Negli ultimi mesi si sono verificati diversi casi di suicidi tra gli appartenenti alle Forze Armate e Forze dell’Ordine.

 

A seguito dei quali, e solo in seguito agli stessi, vari vertici si sono mobilitati per chiudere la stalla solo dopo la fuga dei cavalli.

 

La stalla purtroppo è nuovamente aperta in attesa di nuove fughe.

 

A fronte di tali nefasti eventi dovrebbe sorgere in tutti una domanda: “cosa potrei fare nel caso mi trovassi difronte ad una persona possibilmente suicida?”

 

In molti, pur avendo difronte un caro o un amico con tale problematica, forse non interverrebbero.

 

Magari per superficialità, per timidezza, per ignoranza o ipotizzando di non essere all’altezza di tale situazione demandando una vitale e immediata azione ad altri più “titolati”.

 

Sarebbe un errore non recuperabile, anche per il fatto che chi conosce la persona “possibilmente” suicida, rappresenta la prima e più “professionale” sentinella, quindi la prima forma di tutela e assistenza.

 

Il primo passo da compiere nel caso venissimo a contatto con una persona ritenuta a rischio di suicidio sarebbe quello di sapere almeno identificarne i sintomi, quali, ad esempio, ripetuti accenni alla morte, volontario e insolito isolamento da amici e familiari, repentino abuso di alcolici e droghe, utilizzo insensato di denaro, cambi repentini di umore, trascuratezza della propria persona, comportamenti fuori dall’ordinario o inutilmente rischiosi.

 

Il secondo passo potrebbe essere l’utilizzo del metodo A.C.E.:

  • A “ASK”: chiedi informazioni dirette circa un’ipotesi di suicidio e valuta le risposte i comportamenti;
  • C “ CARE”: dimostragli reale vicinanza e umano interesse per ciò che sta dicendo, senza giudicare;
  • E “ESCORT”: prendi la persona in custodia e cerca di convincerlo a rivolgersi a personale professionalmente abilitato ad intervenire in certi contesti e, nel caso in cui il soggetto non fosse propenso, segnala la problematica direttamente ai centri specializzati, alle strutture sanitarie, alle Forze dell’ordine o al tuo Comando di appartenenza.

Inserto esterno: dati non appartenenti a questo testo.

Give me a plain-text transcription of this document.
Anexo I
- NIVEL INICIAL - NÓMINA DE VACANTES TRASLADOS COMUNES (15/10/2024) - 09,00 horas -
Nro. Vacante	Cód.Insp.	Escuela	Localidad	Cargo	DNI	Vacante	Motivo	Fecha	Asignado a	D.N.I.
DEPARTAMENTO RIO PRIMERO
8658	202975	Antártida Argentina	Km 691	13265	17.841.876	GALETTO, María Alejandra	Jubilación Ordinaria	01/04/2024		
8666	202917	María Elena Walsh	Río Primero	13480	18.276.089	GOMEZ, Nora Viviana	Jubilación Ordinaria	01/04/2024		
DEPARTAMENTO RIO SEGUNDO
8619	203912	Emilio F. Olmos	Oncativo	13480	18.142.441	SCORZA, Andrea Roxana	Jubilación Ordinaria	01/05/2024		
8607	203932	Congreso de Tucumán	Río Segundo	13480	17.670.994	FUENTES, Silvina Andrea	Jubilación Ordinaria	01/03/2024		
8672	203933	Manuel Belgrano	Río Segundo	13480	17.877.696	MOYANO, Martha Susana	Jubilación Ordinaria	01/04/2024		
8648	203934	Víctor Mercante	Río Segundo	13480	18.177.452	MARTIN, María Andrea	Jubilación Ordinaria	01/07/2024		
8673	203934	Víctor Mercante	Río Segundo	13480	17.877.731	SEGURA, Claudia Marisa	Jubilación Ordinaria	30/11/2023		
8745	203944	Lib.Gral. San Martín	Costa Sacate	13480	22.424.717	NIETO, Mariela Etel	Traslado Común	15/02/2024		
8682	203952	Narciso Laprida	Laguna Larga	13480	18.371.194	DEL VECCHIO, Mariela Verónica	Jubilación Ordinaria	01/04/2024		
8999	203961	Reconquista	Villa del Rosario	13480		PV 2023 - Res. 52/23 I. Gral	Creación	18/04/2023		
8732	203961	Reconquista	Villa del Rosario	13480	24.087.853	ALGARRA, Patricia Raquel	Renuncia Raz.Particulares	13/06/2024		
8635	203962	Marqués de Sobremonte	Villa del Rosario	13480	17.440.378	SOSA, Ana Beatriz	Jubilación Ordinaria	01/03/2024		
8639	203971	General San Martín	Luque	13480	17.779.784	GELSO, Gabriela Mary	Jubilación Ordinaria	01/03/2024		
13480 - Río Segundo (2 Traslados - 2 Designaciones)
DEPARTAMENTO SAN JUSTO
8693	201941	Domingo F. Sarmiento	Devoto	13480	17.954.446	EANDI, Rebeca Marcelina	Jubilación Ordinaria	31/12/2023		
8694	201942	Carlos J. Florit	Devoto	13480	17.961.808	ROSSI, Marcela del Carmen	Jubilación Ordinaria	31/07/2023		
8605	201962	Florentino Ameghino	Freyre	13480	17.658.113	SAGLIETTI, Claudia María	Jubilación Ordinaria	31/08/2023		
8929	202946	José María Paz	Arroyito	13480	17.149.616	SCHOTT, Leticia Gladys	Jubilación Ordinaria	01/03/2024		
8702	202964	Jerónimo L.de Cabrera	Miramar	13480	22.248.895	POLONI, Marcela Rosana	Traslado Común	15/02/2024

Il terzo passo è quello di inibire il libero accesso ad armi da parte del soggetto possibilmente suicida, attraverso la segnalazione alle Forze dell’ordine, nel caso le detenesse, o al Comando di appartenenza nel caso fosse un militare o altro soggetto con libero accesso ad armi e munizionamento.

 

Il problema è che nelle Forze Armate e nei Corpi Armati dello Stato la depressione e lo stress correlato sono ancora visti come problemi soggettivi e non oggettivi e naturali da parte dei vertici, quindi, come un male da nascondere da parte di tali soggetti, fino alla sua conclamazione ed esplosione quasi sempre coincidente con gesti estremi perpetrati da parte degli stessi.

 

I Vertici dovrebbe prendere coscienza che lo stress correlato è un possibile ed inevitabile passaggio obbligato per gran parte del proprio personale.

 

I Vertici dovrebbero essere più intelligenti, razionali e leali da capire che lo stress correlato e gli altri disturbi assimilati non avvengono solo a seguito dei conflitti bellici, bensì, e ancor più, nel normale svolgimento del servizio all’interno delle mura delle caserme.

 

Questo per vari motivi, tra i quali anche un aumento di comportamenti vessatori, illegali, arroganti e moralmente distruttivi perpetrati da Comandanti a vari livelli, e sempre più, messi in atto anche alla luce del giorno.

 

L’impunità ha esaltato e potenziato tale problematica nei soggetti più deboli o più problematici.

 

Ai vertici dico di preventivare con lealtà e razionalità tali situazioni, cercando di minimizzare ogni possibile catalizzatore presente nelle caserme, attraverso un reale, immediato, efficace ed efficiente sistema di prevenzione ed intervento.

Purtroppo non è stato sempre messo in atto ogni accorgimento, visto che seppur anticipati con formale denuncia possibili suicidi indotti, con indicazione di situazioni e nomi ben definiti, questi si sono verificati nei modi sopra descritti nella completa incuranza dei vertici interessati.

 

Le caserme dovrebbero essere un posto dove dissipare lo stress e le sofferenze e non, al contrario, dove enfatizzare il proprio malessere psico-fisico incontrando ciechi e sordi personaggi che giocano a fare i comandanti ( “c” volutamente minuscola), ma che nella realtà sanno solo comandare con il terrore e con le minacce. Forti con i deboli e deboli con i forti.

 

Nella speranza di non dover più piangere colleghi e amici.